595 people died of Covid-19 today, as the UK death toll went above 50,000.

Friday, November 13th

Looking at the date, it seems appropriate that Dominic Cummings has lost his place at the heart of government today. Donald Trump came close to conceding the election. There was some other good news, HebWeb’s esteemed Editor ticked up another mile on the clock.

On a night and date like this, storytellers are itching to tell stories. Here’s my take on one I heard from the folk singer and part time storyteller, Keith Donnelly.  

The girl in white

It happened on the tops, on a long stretch of road, one of those moorland skirting, bouncy roads where the foundations never quite settle. It was night time and a fog had started to form, but visibility was still a good 30 metres or so, and Ken was keen to get back home to Hebden Bridge for his birthday celebrations. The Big 40! It would have to fall on Friday 13th, mind. Unlucky for some!

His music was booming out of his speakers when he saw her, a girl running out on the road, opposite the isolated cottage he passed every evening, where he always put his foot down, thinking ’10 minutes to home.’ She seemed to be chasing her dog, no more than a puppy, but, when she heard Ken’s Volvo, she froze, stock still, in the middle of the road! He veered to the left to avoid her, but heard a thud a moment before his car took off and flew into the unforgiving trunk of a lonely Scots Pine.

Once or twice he came round in his hospital bed, every limb padded and bound, like in the cartoons, aware of voices around him, the kids, someone quietly weeping and his wife gently pressing his hand as his eyelids fluttered almost open for a moment, but mainly he saw the girl. Her white dress and her face about to scream before he hit her. He told himself, if he survived, the first thing he would do was pay her family a visit. That much he owed them.

So the day came when he pulled in outside the little cottage, opposite a floral tribute wreath on the tree where he crashed after hitting her. It was early evening, but the weather was calm and the light was clear - and, despite the guilty burden he was carrying, he felt light footed and as good as new, and keen to get on with his life after first doing what he had to do. He knocked as firmly as he could on the red painted front door.

A man opened it, about his age, but with a Hebden look to him, with his throw back waist coat and his earring.

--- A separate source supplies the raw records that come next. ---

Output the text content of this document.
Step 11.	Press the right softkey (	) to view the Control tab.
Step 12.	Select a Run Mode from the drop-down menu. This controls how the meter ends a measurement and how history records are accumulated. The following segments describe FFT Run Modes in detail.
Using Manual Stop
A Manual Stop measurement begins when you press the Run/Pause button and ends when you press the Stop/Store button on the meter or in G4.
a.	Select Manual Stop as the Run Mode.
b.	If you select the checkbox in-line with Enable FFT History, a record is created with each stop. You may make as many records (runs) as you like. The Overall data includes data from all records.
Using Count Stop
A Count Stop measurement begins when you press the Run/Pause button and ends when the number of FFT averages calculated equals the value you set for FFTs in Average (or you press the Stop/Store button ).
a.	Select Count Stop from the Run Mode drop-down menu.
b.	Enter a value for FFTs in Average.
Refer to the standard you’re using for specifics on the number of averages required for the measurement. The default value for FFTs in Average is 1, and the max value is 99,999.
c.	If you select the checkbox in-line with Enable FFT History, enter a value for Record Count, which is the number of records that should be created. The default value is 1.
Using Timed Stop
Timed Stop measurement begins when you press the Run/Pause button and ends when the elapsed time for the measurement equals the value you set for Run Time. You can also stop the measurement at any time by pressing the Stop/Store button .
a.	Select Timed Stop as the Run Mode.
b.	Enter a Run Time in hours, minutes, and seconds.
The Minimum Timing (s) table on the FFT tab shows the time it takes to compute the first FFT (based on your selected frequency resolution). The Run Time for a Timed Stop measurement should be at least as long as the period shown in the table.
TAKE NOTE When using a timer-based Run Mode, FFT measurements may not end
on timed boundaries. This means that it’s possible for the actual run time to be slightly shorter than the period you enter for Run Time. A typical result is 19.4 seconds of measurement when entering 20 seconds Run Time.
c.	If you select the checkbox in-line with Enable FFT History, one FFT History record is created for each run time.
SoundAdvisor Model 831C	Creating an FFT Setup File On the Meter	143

“Can we help you, mate?” An offcumden then, from London most likes. Ken braced himself.

“I’ve come to see you … about the accident.”

“Accident?”

“Yes, about a year ago. There was an accident on the road just here. I had to see you. I came straight here from the hospital … you must tell me. Was your daughter killed?”

“Oh, no mate. My daughter wasn’t killed!” Relief coursed through Ken’s veins. “Her puppy was though, poor little mite, but that little rascal had a will of its own. No, our daughter’s getting ready for bed upstairs.”

They both fell quiet for a moment and listened to her singing … “I was riding shot gun,” and shared huge grins.

A weight seemed to lift off Ken.

“No, she wasn’t killed, mate,” the girl’s father said. “The driver was though.”

Sunday, November 15th  

As I’ve included a couple of quotes from my much missed Jackson friends, it’s fitting that I should respond to Dave being recently bitten by a bull dog whilst out walking, even though the dog was on a lead! He’s also had dog dung dumped in his hedge. A few years ago I went for a walk with Dave and his wife Lin over Erringden hillside, when every other bush and tree was littered by black bags. It seems much improved since then, but our walk inspired this Cautionary Tale.

Finally, thanks to the poet Stephanie Bowgett for providing a continental perspective on festivals and traditions at this time of year.

"I was brought up in Germany and the big celebration was All Saints’ day where the graves in cemeteries were covered in coloured glass jars with candles in them. Being a child of melodramatic and gothic persuasion, I loved it. Also, November 11th was St Martin’s Night and we children would parade with lanterns to the Rathaus where St Martin, a Roman soldier would cut his cloak in half and give half to a beggar.  We would then collect sweet bread from the Rathaus. These had white clay pipes baked into them, used till they broke from blowing bubbles in the bath!"